Friday, October 24, 2008
The Startup Scene
Innovation past and future: Remembering Alex d’Arbeloff
Last Friday, MIT hosted a celebration of the life of Alexander d’Arbeloff, one of New England’s great technology entrepreneurs, and MIT’s eighth chairman. Alex is best known for co-founding semiconductor test equipment giant Teradyne Inc., an early and sustaining New England technology success. D’Arbeloff nurtured local technology in many ways — teaching at MIT and serving on the boards of many public, private and nonprofit cornerstones of the regional economy. Less visibly, he acted as an angel investor and mentor to countless local startups. I first met him 20 years ago, when he invested in one of my clients. And that’s how I came to speak to him most recently, when he recommended me a few months ago to another one of the many young entrepreneurs he took under his wing during his long and productive career.

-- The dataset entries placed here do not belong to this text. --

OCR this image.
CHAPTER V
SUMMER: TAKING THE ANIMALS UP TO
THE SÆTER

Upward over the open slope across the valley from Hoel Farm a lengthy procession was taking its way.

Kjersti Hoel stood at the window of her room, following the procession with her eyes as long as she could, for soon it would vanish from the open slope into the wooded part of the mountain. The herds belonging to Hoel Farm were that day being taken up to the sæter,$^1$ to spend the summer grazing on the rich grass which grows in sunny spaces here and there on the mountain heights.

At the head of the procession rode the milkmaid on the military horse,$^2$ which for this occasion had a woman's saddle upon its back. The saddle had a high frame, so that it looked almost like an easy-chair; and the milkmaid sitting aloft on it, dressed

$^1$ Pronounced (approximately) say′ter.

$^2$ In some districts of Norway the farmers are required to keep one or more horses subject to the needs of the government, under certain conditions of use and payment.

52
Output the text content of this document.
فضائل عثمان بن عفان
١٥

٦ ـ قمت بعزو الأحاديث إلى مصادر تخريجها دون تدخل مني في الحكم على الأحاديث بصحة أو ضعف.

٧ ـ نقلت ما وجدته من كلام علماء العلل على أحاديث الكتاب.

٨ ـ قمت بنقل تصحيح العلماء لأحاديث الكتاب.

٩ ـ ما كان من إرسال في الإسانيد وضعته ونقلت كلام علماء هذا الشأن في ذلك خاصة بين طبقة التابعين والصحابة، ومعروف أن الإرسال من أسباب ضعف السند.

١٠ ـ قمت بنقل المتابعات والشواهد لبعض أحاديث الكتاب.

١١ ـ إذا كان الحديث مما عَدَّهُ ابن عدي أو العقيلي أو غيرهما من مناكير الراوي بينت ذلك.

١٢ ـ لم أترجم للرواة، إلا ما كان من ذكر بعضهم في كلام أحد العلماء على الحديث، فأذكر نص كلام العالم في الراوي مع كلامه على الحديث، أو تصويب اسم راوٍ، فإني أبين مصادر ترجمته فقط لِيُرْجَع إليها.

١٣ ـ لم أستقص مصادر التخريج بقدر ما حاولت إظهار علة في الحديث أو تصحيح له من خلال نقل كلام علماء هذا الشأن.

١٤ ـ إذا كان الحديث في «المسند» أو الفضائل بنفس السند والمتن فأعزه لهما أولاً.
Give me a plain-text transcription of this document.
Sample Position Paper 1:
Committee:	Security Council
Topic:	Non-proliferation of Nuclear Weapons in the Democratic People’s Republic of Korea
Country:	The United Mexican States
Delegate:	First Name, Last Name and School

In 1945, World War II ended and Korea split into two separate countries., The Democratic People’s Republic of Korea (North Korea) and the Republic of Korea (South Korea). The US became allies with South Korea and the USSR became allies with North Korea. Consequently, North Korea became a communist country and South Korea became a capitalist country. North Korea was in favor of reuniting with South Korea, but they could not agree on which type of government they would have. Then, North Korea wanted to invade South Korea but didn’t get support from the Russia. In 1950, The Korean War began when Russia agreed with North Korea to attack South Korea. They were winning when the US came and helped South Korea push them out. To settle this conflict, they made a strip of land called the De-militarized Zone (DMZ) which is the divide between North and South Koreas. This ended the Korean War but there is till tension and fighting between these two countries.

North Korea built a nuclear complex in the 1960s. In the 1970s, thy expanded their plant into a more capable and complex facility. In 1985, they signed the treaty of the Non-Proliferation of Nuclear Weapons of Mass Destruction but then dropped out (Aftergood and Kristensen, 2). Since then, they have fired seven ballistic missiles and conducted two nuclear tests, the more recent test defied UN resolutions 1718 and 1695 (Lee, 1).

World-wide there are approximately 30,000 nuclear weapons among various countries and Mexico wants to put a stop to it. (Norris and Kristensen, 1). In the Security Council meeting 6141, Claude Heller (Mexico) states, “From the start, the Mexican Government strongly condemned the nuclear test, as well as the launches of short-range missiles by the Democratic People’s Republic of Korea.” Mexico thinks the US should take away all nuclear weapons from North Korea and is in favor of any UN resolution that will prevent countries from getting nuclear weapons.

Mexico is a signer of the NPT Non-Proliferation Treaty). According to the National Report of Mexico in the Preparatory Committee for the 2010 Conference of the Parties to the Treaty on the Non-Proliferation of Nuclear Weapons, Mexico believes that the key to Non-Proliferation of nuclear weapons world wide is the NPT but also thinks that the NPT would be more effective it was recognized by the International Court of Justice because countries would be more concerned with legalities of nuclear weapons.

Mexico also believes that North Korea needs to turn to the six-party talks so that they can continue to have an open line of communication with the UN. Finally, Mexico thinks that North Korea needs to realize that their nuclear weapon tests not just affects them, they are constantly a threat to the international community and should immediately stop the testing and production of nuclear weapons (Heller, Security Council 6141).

Though Alex’s story is great, it was not unique — and I use my selection of tense advisedly. When I think of d’Arbeloff, I recall other legendary local technology founders, like Ken Olsen (Digital Equipment Corp.), Edson deCastro (Data General) and An Wang (Wang Laboratories). During their heyday, they ruled the minicomputer world.
There were other entrepreneurial visionaries, though, who never ran a computer lab but were equally responsible for placing Route 128 on the global technology map--forces of nature like Dick Testa, founder of Testa, Hurwitz & Thibeault and the go-to legal/business adviser for a generation of entrepreneurs and VCs alike. It was Dick who escorted both d’Arbeloff and Olsen to Wall Street to register their IPOs on the New York Stock Exchange.
And also Gen. Georges Doriot, a great friend and ally of Dick’s, who traveled to America from his native France to earn an MBA, who stayed to teach at Harvard Business School and who then became the “Father of Venture Capital.”
Doriot founded American Research and Development Corp., the first institutional venture fund. The value of the $70,000 investment he made in Olsen’s fledgling company rocketed to $355 million when DEC went public. Investors noticed that, and by the time I came to work for Dick Testa (and for his clients ARD and DEC ) in 1982, there were scores of VC funds in New England, most of which traced their genealogies directly or indirectly back to ARD.
What most distinguishes these great entrepreneurs? To my mind, two things. Each led his startup from formation through to its recognition as a world leader in its class. And each was determined to create a lasting institution.
Throughout my career, I have asked the founder of every new startup client at our first meeting what they hoped to achieve. For years, the answer was always, “To build a great company.” But ever since Netscape completed its wildly successful IPO only 16 months after it was incorporated, the invariable answer became, “To grow it fast and sell it quick.”
Over the years, it seems, we have become driven to build great returns rather than great companies. Or perhaps we have simply been seduced by the appeal of a system that permits new ideas to be so rapidly conceived, funded and then monetized, simply by feeding them into the maw of a perpetually consolidating industry. Whatever the reason, I miss the days when entrepreneurs — and even venture capitalists — wanted not only to reap great profits, but to build great institutions as well.
Will we ever see those days again? The answer to that question is easy: It’s all up to you.